La scommessa dell’Avos Project
di Filippo Simonelli - 29 Settembre 2020
L’Avos Project non è la solita scuola di musica
Generalmente una scuola di musica che apre non fa particolarmente notizia di per sé. L’Avos Project non è però una qualsiasi scuola di musica – basta scorrere l’elenco degli insegnanti per convincersi del contrario – ma soprattutto non è un progetto nato con un intento esclusivamente didattico. Avos è il nome di un quartetto con pianoforte attivo dal 2007 con un certo successo prima a Roma e dintorni, ma molto presto anche in giro per l’Italia e in ambito internazionale (una descrizione più dettagliata del progetto la potete trovare qui). A dare forza e riconoscibilità a questo progetto è il fatto di essere un quartetto con pianoforte, formazione relativamente poco percorsa dai musicisti per quanto alcuni dei più grandi compositori della storia le abbiano dedicato pagine memorabili, con Brahms capostipite. All’attività concertistica l’Avos ha associato presto un’intensa attività di didattica. Nel corso degli anni ci sono stati dei cambi di formazione che hanno dato forma e nuovo vigore al progetto fino a renderlo quello che conosciamo oggi: il passaggio da Quartetto Avos/Avos Piano Quartet a Avos Project è stato un fisiologico adattamento alla necessità di coltivare l’amore per la musica non solo nel pubblico ma anche nelle future generazioni, a partire dal 2017 con continuità.
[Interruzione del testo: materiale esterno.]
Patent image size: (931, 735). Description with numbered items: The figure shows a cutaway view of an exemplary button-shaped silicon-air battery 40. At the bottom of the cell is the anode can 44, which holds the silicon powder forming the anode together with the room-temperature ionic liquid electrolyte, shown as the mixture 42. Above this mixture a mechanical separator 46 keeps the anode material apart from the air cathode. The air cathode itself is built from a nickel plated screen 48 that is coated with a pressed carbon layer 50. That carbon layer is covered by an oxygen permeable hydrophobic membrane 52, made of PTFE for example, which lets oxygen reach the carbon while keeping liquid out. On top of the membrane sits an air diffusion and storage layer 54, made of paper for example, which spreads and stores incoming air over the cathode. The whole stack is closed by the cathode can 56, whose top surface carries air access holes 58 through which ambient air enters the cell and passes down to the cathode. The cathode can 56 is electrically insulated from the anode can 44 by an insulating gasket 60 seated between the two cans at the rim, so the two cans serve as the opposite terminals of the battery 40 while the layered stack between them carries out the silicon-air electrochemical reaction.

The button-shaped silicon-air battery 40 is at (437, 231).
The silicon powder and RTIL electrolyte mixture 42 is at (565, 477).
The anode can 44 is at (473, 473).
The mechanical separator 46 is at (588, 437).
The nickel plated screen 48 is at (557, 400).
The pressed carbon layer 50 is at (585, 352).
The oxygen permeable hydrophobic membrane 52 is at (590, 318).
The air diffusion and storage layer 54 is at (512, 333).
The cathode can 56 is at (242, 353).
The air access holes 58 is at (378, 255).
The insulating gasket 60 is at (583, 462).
Nelle parole di Mario Montore, membro fondatore dell’ensemble insieme alla violinista Mirei Yamada e al violoncellista Alessio Pianelli, “l’idea era quella di coniugare l’amore per la musica, il desiderio di condivisione tipico della musica da camera e l’amore smisurato per la città di Roma”. Sotto le ali dell’Avos Project primigenio sono cresciuti alcuni dei musicisti più talentuosi dell’attuale panorama romano, tra cui il quartetto Werther che abbiamo intervistato qualche settimana fa, e grazie ad una nuova collaborazione con l’Ateneo di Roma Tre e con la Scuola di Musica Sherazade la vocazione didattica si è rafforzata sempre di più. Gli iscritti ai corsi dell’Avos si sono letteralmente moltiplicati nel corso del tempo, fino a farli diventare un vero riferimento per la musica da camera a Roma, aggiungendo corsi con musicisti come Luca Sanzò o Carlo Maria Parazzoli. Il 2020 avrebbe dovuto essere l’anno della svolta, ma poi è arrivata la pandemia.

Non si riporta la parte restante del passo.